Well - yes - there is a significant difference in length, but what else?
This difference is - if at all - only valuable after 3, 4, 5 decades …
On the other hand my experience is that longer corks (5+ cm) have a significant higher corking rate that shorter ones … for whatever reason.
Ignore the overall length a look at the wine penetration depth. The Mouton barely nudges past the tip of the cork showing a good seal for the remainder of the cork, while the Gaja appears to have cork that is stained almost 2/3’s of the depth.
I haven’t witnessed that myself (and I’ve experienced few corked Barolos), but someone once told me that it’s hard to get corks that are both very high grade and long.
Both wines have been in the same cellar since release. The Gaja, although longer appears to be made of an inferior quality cork. It has a lot of dents, cracks and bits missing out of it. Wine has seeped over half its length already. Although I think this wine will be very long lived I now have a concern that the remaining bottles will start leaking at some stage and bring a premature end to its life. Where else the Mouton cork looks to be better, it feels denser and hardly any seepage has occurred. At this price level I would hope that only BEST cork material would be used.
I was wondering about the same thing another day. We opened a bottle Scarecrow 05 along with a few other napa cabs.
It has a really short cork and it broke. But, the wine was the WOTY though…
It does look that way, but both wines have been stored ,in the same cellar , at 12 Degrees Celsius since they were released…seem like a crap cork to me.
Why don’t you blame the bottle instead? If you look very closely in the picture you’ll see where the cork indents near the bottom of where it says GAJA, then it flares back out (and above the Gaja as well). That’s also roughly where the seapage stops. Appears to be a classic poorly designed or manufacturing flaw in the inside neck of the bottle. That would cause the cork not to seal properly against the side of the glass. Or they ordered/got the wrong diameter corks. Either way if the cork doesn’t fit right in the neck of the bottle it won’t seal right. That’s not always the corks fault.
Fair call Andy.
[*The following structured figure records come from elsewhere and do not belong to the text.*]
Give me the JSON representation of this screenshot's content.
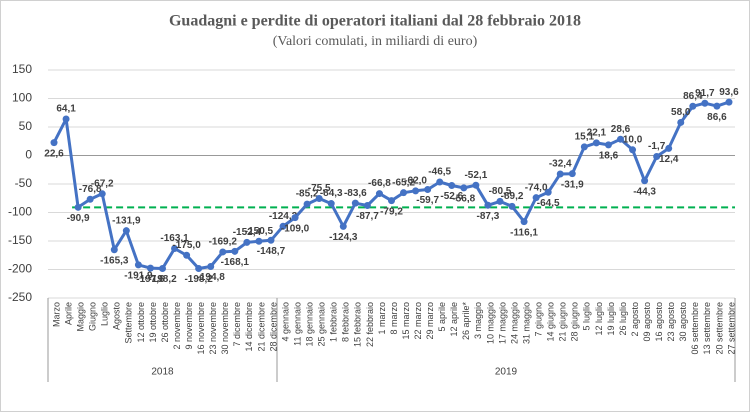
{
  "chart_data": {
    "type": "line",
    "title": "Guadagni e perdite di operatori italiani dal 28 febbraio 2018",
    "subtitle": "(Valori comulati, in miliardi di euro)",
    "categories": [
      "Marzo",
      "Aprile",
      "Maggio",
      "Giugno",
      "Luglio",
      "Agosto",
      "Settembre",
      "12 ottobre",
      "19 ottobre",
      "26 ottobre",
      "2 novembre",
      "9 novembre",
      "16 novembre",
      "23 novembre",
      "30 novembre",
      "7 dicembre",
      "14 dicembre",
      "21 dicembre",
      "28 dicembre",
      "4 gennaio",
      "11 gennaio",
      "18 gennaio",
      "25 gennaio",
      "1 febbraio",
      "8 febbraio",
      "15 febbraio",
      "22 febbraio",
      "1 marzo",
      "8 marzo",
      "15 marzo",
      "22 marzo",
      "29 marzo",
      "5 aprile",
      "12 aprile",
      "26 aprile*",
      "3 maggio",
      "10 maggio",
      "17 maggio",
      "24 maggio",
      "31 maggio",
      "7 giugno",
      "14 giugno",
      "21 giugno",
      "28 giugno",
      "5 luglio",
      "12 luglio",
      "19 luglio",
      "26 luglio",
      "2 agosto",
      "09 agosto",
      "16 agosto",
      "23 agosto",
      "30 agosto",
      "06 settembre",
      "13 settembre",
      "20 settembre",
      "27 settembre"
    ],
    "groups": [
      {
        "label": "2018",
        "count": 19
      },
      {
        "label": "2019",
        "count": 38
      }
    ],
    "series": [
      {
        "name": "Guadagni e perdite",
        "color": "#4472c4",
        "values": [
          22.6,
          64.1,
          -90.9,
          -76.8,
          -67.2,
          -165.3,
          -131.9,
          -191.9,
          -197.6,
          -198.2,
          -163.1,
          -175.0,
          -198.2,
          -194.8,
          -169.2,
          -168.1,
          -152.4,
          -150.5,
          -148.7,
          -124.2,
          -109.0,
          -85.2,
          -75.5,
          -84.3,
          -124.3,
          -83.6,
          -87.7,
          -66.8,
          -79.2,
          -65.2,
          -62.0,
          -59.7,
          -46.5,
          -52.6,
          -56.8,
          -52.1,
          -87.3,
          -80.5,
          -89.2,
          -116.1,
          -74.0,
          -64.5,
          -32.4,
          -31.9,
          15.1,
          22.1,
          18.6,
          28.6,
          10.0,
          -44.3,
          -1.7,
          12.4,
          58.0,
          86.4,
          91.7,
          86.6,
          93.6
        ],
        "value_labels": [
          "22,6",
          "64,1",
          "-90,9",
          "-76,8",
          "-67,2",
          "-165,3",
          "-131,9",
          "-191,9",
          "-197,6",
          "-198,2",
          "-163,1",
          "-175,0",
          "-198,2",
          "-194,8",
          "-169,2",
          "-168,1",
          "-152,4",
          "-150,5",
          "-148,7",
          "-124,2",
          "-109,0",
          "-85,2",
          "-75,5",
          "-84,3",
          "-124,3",
          "-83,6",
          "-87,7",
          "-66,8",
          "-79,2",
          "-65,2",
          "-62,0",
          "-59,7",
          "-46,5",
          "-52,6",
          "-56,8",
          "-52,1",
          "-87,3",
          "-80,5",
          "-89,2",
          "-116,1",
          "-74,0",
          "-64,5",
          "-32,4",
          "-31,9",
          "15,1",
          "22,1",
          "18,6",
          "28,6",
          "10,0",
          "-44,3",
          "-1,7",
          "12,4",
          "58,0",
          "86,4",
          "91,7",
          "86,6",
          "93,6"
        ]
      }
    ],
    "reference_line": {
      "value": -90.9,
      "color": "#00b050"
    },
    "ylim": [
      -250,
      150
    ],
    "yticks": [
      -250,
      -200,
      -150,
      -100,
      -50,
      0,
      50,
      100,
      150
    ],
    "grid": true
  }
}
That thought had crossed my mind. I would have thought the getting the mold correct, not that I really know much about that, would be the easiest thing to get right but then there’s the injecting of the glass and I’m not sure how one would check the inside of the bottle for any variations.
If you’re really worried about the future of your Gaja bottles and you don’t own them as an investment, cut the capsules off and inspect the corks. I do this to all older bottles I buy because my only intention is to enjoy them.